Untaxing-III (Laffer Curve) ch 14: Taxes and CFO Actions Suppress the GDP
Uninformed tax policy and CFO actions suppress the US GDP by at least $13.49 trillion. Let’s look at the difference between the current total market value of US public companies and what this total should be with a $0 corporate tax.
The current total market value is $17.14 trillion. When $857.142 billion in corporate profits is declared as dividends (with a 3% dividend yield), the total market value becomes $28.57 trillion. The difference between these total market value numbers is $11.43 trillion.
The suppression of GDP is actually more than $11.43 trillion. Remember the realistic assumption of escrowing repatriated cash for 10 years as dividends causing a $4.583 trillion increase in market value? Adding $4.583 trillion to $11.43 trillion gives us $16 trillion in US GDP suppression!
$18 trillion Reverse Chain Reaction
Now we find that $300 billion collected in US corporate taxes is the “negative trigger” causing a reverse chain reaction that suppresses the market value of the US public companies by $10 trillion. We also see how the failure of public company CFOs to declare more company profits as dividends suppresses market values, in some cases even more than current tax policy. The sum effect of these two policies — tax policy and CEO/CFO policy — is the suppression of total market value and US GDP by $18 trillion. Through a misunderstanding of what true capitalism is, various actions within government and corporations are killing the golden goose of capitalism which produces equity value designed for all US Citizens. Equity value leads to innovation and invention because it lifts the barrier of poverty.

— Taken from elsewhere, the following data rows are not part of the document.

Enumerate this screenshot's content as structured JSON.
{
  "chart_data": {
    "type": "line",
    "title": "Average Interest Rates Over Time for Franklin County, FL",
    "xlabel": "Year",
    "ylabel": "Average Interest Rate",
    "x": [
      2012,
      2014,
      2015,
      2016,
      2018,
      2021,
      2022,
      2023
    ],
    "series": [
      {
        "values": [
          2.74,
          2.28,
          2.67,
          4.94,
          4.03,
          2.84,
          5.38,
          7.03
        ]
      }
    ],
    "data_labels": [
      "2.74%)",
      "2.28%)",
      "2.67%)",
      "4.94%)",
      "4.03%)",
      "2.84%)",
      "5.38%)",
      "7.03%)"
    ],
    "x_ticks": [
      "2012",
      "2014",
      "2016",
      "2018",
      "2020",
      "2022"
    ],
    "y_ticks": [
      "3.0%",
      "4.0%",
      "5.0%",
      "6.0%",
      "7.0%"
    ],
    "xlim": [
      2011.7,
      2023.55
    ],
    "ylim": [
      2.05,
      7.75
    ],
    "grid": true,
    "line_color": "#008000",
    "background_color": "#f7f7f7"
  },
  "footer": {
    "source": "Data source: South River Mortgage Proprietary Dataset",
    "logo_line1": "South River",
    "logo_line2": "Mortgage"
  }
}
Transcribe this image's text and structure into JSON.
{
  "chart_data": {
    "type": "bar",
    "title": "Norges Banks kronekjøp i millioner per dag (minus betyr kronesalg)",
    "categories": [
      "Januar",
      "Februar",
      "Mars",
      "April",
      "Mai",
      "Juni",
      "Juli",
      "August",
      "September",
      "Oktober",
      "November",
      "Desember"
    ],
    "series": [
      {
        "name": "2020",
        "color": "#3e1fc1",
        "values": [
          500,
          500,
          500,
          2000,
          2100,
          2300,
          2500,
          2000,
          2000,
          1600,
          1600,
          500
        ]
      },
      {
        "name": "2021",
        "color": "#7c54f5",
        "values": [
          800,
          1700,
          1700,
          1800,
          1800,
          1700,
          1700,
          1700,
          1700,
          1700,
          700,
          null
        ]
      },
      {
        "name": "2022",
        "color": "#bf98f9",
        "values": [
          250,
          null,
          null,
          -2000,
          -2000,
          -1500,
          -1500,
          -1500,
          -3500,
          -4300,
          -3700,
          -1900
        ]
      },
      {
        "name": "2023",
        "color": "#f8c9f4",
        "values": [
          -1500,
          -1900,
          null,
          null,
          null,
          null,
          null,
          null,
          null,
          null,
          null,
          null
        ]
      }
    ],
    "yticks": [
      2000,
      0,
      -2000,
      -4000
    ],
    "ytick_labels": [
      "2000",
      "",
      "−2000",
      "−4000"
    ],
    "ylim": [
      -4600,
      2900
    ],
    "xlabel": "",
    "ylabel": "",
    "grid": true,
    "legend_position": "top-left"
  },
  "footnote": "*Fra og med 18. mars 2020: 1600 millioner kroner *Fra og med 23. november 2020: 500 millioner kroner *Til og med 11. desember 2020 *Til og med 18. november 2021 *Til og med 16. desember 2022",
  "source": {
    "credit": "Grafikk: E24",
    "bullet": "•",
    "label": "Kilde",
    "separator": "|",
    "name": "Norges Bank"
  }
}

“Carlson’s Law” posited by Curtis Carlson, the C.E.O. of SRI International, in Silicon Valley, states that: “In a world where so many people now have access to education and cheap tools of innovation, innovation that happens from the bottom up tends to be chaotic but smart. Innovation that happens from the top down tends to be orderly but dumb.” As a result, says Carlson, the sweet spot for innovation today is “moving down,” closer to the people, not up, because all the people together are smarter than anyone alone and all the people now have the tools to invent and collaborate.
Academics, government legislators, and corporate executives need to upgrade their knowledge and understanding about the purpose and horsepower of the public company — the vehicle of capitalism — when its profits are not taxed.